« Je suis vigilante comme je ne l’ai jamais été, je redoute les étrangers que je croise, je dors mal… Mais si mon quotidien reste perturbé, j’ai commencé à prendre du recul », raconte Eliane L.-K. A l’aube de ses 74 ans, cette femme élégante et dynamique se livre en toute franchise sur les circonstances qui l’ont conduite à participer à un essai clinique sur le trouble de stress post-traumatique (TSPT) d’une ampleur inédite en France. Elle est l’une des 120 volontaires déjà recrutées de l’étude Paris MEM (Paris mémoire vive), qui évalue une thérapie innovante, associant un médicament – le propranolol – et une psychothérapie.

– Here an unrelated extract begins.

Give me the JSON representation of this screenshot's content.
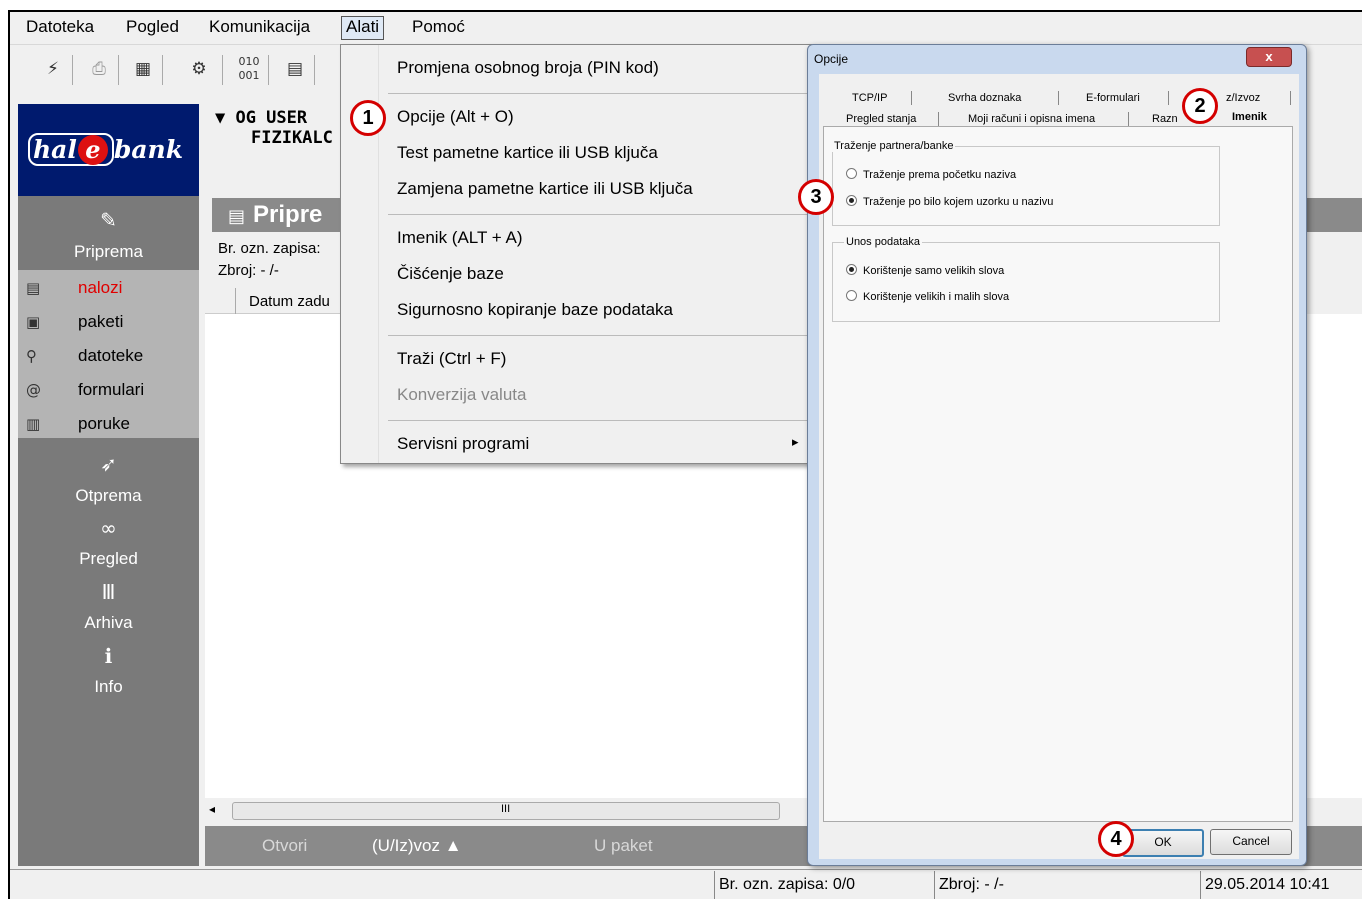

Le principe de cette approche, mise au point par le psychologue canadien Alain Brunet, repose sur la théorie de la « reconsolidation mnésique » : à chaque fois que l’on se remémore un souvenir, il redevient instable et doit se reconsolider pour passer dans la mémoire à long terme. Ce processus peut être bloqué par le propranolol. Cet antihypertenseur a en effet la propriété de diminuer l’intensité émotionnelle des souvenirs, élément essentiel du stress post-traumatique. D’où l’idée d’administrer cette molécule avant des séances de psychothérapie où le sujet est réexposé à la situation traumatisante.
Protocole national
Lancé il y a tout juste un an en région francilienne, après les attentats du 13 novembre 2015, le protocole est devenu national. Il inclut des victimes de stress post-traumatique dans le cadre d’attaques terroristes, mais pas seulement. C’est le cas d’Eliane L.-K., dont les symptômes sont apparus après une agression, le 3 avril 2016. Avec une précision millimétrique, elle décrit le début de la scène. En sortant de chez elle, la septuagénaire remarque une voiture qui bloque l’allée. Elle voit son conducteur en descendre, se rapprocher, lui arracher son sac, lever la main pour la frapper… Puis c’est le trou noir.

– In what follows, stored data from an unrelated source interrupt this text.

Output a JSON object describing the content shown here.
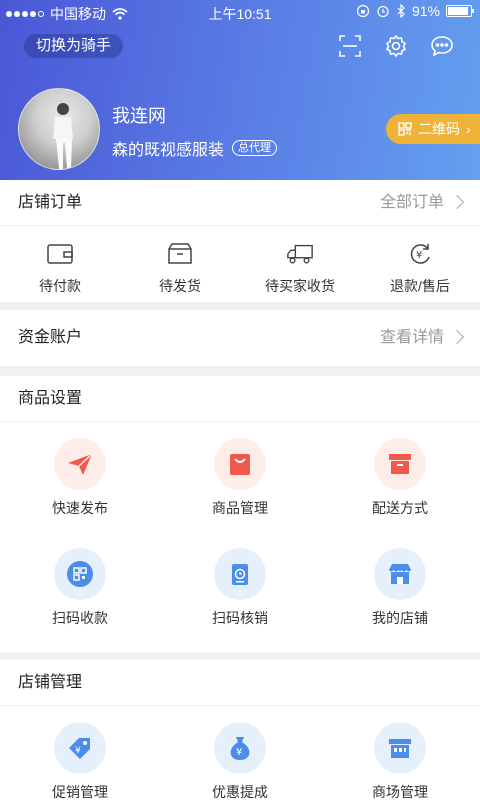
{
  "statusbar": {
    "carrier": "中国移动",
    "time": "上午10:51",
    "battery": "91%",
    "battery_level": 0.91
  },
  "header": {
    "switch_label": "切换为骑手",
    "shop_name": "我连网",
    "shop_sub": "森的既视感服装",
    "badge": "总代理",
    "qr_label": "二维码"
  },
  "orders": {
    "title": "店铺订单",
    "more": "全部订单",
    "items": [
      {
        "label": "待付款",
        "icon": "wallet-icon"
      },
      {
        "label": "待发货",
        "icon": "box-icon"
      },
      {
        "label": "待买家收货",
        "icon": "truck-icon"
      },
      {
        "label": "退款/售后",
        "icon": "refund-icon"
      }
    ]
  },
  "funds": {
    "title": "资金账户",
    "more": "查看详情"
  },
  "goods": {
    "title": "商品设置",
    "items": [
      {
        "label": "快速发布",
        "icon": "paper-plane-icon"
      },
      {
        "label": "商品管理",
        "icon": "shopping-bag-icon"
      },
      {
        "label": "配送方式",
        "icon": "delivery-box-icon"
      },
      {
        "label": "扫码收款",
        "icon": "qr-scan-icon"
      },
      {
        "label": "扫码核销",
        "icon": "scan-verify-icon"
      },
      {
        "label": "我的店铺",
        "icon": "storefront-icon"
      }
    ]
  },
  "store": {
    "title": "店铺管理",
    "items": [
      {
        "label": "促销管理",
        "icon": "promo-tag-icon"
      },
      {
        "label": "优惠提成",
        "icon": "money-bag-icon"
      },
      {
        "label": "商场管理",
        "icon": "mall-icon"
      }
    ]
  },
  "colors": {
    "header_start": "#4a57d6",
    "header_end": "#64a0f0",
    "qr_pill": "#f0b33a",
    "accent_red": "#ef5a4a",
    "accent_blue": "#4b8de8"
  }
}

Elle a été retrouvée sur le trottoir complètement désorientée. « Amnésie psychogène », ont diagnostiqué les médecins. Elle a retrouvé ses esprits, mais la mémoire de l’agression elle-même et du jour suivant reste effacée. Côté physique, des blessures à la main ont nécessité une opération. Son agresseur, un jeune homme récidiviste en sursis, a été condamné à un an de prison ferme en comparution immédiate.
Une incarcération qui n’a pas suffi à faire disparaître l’angoisse de la victime. Elle s’est mise à fuir les manifestations publiques auxquelles elle se rendait auparavant. Est devenue incapable d’aller à son cinéma de quartier, par peur de rentrer chez elle. A fait installer de multiples dispositifs de sécurité chez elle. « Quand j’ai entendu parler du traitement canadien, je me suis dit que mon cas n’avait aucune commune mesure avec celui des victimes des attentats, mais le psychiatre m’a expliqué que le stress post-traumatique peut survenir qu’on soit la seule victime ou parmi des milliers », poursuit-elle.